The kid groaned, peeling his face out of the brickwork. Blood trickled from his nose.
"I... I think I broke my collarbone," the kid whimpered. "Are you a healer?"
"Better," I whispered, shoving a glowing legal scroll inches from his bleeding face. "I am a Litigation Master. Have you or a loved one been injured in a flying sword accident? You may be entitled to massive financial compensation!"
"I just want a healing pill," the kid sobbed.
"You can buy a thousand healing pills after we sue the manufacturer!" Lo Yu barked, appearing next to me. He grabbed the kid's limp, bloody hand, slapped it against an inkpad, and aggressively stamped his thumbprint onto the retainer agreement. "You are now represented by the Lo & He Law Firm. Do not speak to the City Guards."
Suddenly, the official Heavenly Peak Medical Guild arrived.
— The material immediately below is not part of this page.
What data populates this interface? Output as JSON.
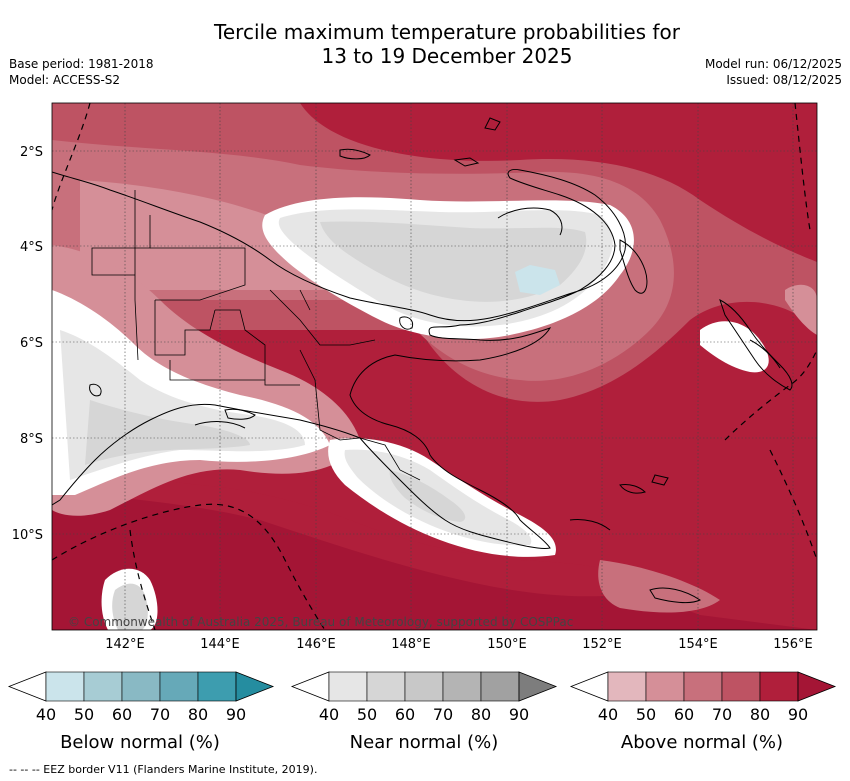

Three apothecaries in pristine white robes jumped off their floating cloud-disk, carrying glowing medical bandages.
"Make way! Medical emergency!" the lead healer shouted.
I immediately stepped in front of the healers, holding my hands up like a traffic cop.
"Halt!" I declared. "This is an active legal scene! My client is currently in a fragile state of litigation! Any unauthorized healing spells applied before I photograph his injuries will be considered tampering with evidence!"
While I stonewalled the paramedics, Lo Yu was already inspecting the wreckage of the flying sword in the street.
The cross-eyed goat trotted up to the smoking, cherry-red blade. It sniffed the hilt, opened its mouth, and took a massive, crunching bite out of the sword's spiritual exhaust manifold.
"Ah," Lo Yu rasped, his eye narrowing as he analyzed the bite marks. "Look at the alignment of the Qi-runes, Junior Associate. This is a Nimbus 3000 Pro. It's a luxury model. But the braking array... it is completely burnt out."
"I tried to stop!" the kid moaned from the wall. "I channeled Qi into the deceleration matrix, but the sword just kept accelerating! The brakes locked up!"
I spun around, a massive, predatory grin spreading across my face.
"Manufacturer defect," I whispered reverently. I looked at Lo Yu. We were thinking the exact same thing.
"Class-Action Product Liability," Lo Yu agreed, his missing-tooth smile gleaming. "Junior Associate, tell the healers they can patch him up. We don't need him anymore. We have a dealership to extort."